2019

MATTHIEU GAFSOU

SOLASTALGIE

Matthieu Gafsou is a French-Swiss photographer, born in 1981. After a master’s degree in philosophy, literature, and cinema at the University of Lausanne, he studied photography at the School of Applied Arts in Vevey. En 2009, he received the prestigious “HSBC Foundation Prize for Photography” and in 2010, he was invited to the group exhibition ReGeeneration2 at the Musée de l’Elysée with the Aperture Foundation. In 2014, his work Only God Can Judge Me was displayed at the Musée de l’Elysée in Lausanne. 

His photographic series has been the subject of five monographs and numerous publications. In parallel to his artistic practice, he teaches at the University of Art and Design in Lausanne (ECAL). In 2018, his latest project, H+ was the subject of a major monographic exhibition at the Rencontres de la photographie in Arles. He lives and works in Lausanne, Switzerland. 

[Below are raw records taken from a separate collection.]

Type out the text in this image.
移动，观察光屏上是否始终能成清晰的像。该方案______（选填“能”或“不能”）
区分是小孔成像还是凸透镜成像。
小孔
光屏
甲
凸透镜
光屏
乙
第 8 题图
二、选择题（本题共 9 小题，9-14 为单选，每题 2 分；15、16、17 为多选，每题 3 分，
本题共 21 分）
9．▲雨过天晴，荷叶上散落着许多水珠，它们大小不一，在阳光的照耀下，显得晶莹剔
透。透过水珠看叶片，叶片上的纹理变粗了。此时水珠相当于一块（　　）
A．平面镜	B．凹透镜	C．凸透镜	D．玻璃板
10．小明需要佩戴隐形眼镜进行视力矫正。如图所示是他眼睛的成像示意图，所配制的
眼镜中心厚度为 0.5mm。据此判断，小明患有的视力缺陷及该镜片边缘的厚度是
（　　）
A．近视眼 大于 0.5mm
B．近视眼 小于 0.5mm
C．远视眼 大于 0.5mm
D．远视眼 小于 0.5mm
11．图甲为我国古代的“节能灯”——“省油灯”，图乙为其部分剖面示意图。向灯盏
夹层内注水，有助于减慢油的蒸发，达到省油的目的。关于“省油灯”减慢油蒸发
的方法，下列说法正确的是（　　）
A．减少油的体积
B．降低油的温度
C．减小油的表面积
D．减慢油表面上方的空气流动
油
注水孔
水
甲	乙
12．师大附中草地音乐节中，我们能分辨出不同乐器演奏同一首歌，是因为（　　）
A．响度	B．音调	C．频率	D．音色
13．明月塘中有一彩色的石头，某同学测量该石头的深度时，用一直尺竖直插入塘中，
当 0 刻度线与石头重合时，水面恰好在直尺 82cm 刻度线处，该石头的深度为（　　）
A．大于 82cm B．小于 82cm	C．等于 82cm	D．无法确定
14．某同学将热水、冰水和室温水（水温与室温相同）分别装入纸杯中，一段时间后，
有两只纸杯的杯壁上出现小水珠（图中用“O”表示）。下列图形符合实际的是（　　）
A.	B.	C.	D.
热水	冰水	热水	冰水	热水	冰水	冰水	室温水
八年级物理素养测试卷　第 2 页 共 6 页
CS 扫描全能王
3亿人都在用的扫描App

Future has become a worrying horizon. This is the starting point of this project: the transformation that has taken place in my relationship to the world, in which the sere vision of the future is crumbling, the anxiety no longer appears as a revelation of my intimate flaws by as a threat to the “extime” – the territory, the world, what surrounds me and seemed unchanging… Rather than limiting my project to a factual enumeration of the causes of this crisis (pollution, global warming, social and migratory crises, financial crises, etc.), and rather than invoking only major concepts, such as the Anthropocene, for example, I have chosen to introduce as a theme the intimate dimension of this horizon. How am I affected by this prospect and above all, how does it, already, have an influence on my daily life by discrete touches? To this end, I decided to initiate a fragmented, complex visual language, which at the same time shows certain factual aspects (the snow that melts in February in the Alps, for example) and others that are intimate or close to my daily life (my family, etc.). But it seemed essential to me to integrate a philosophical dimension into this project, to question our relationship to what surrounds us and to try to introduce the theme of the violence of our relation to our environment. This is why I try to make images that bear witness of a different relationship to the environment (because the landscape in its artistic form often refers to an idealized form of the territory that I try to question). Finally, some of the more ambiguous photographs recall my own contradictions and literally depict how I am using the resources around me in a violent way. This project is therefore made up of a core of documentary photographs regularly balanced by more allegorical images that allow the representation to be shifted towards philosophical and personal dimensions. It is about making scientific questions more intimate, undertaking a shift towards the sensitive world and participating in a concert of voices that from my point of view, is necessary. I would link to thank the CNRS laboratories that helped me carry out this project, in particular the Evolution and Biological Diversity laboratory, the National Centre for Meteorological research, and the French instrumented Aircraft Service for Environmental Research.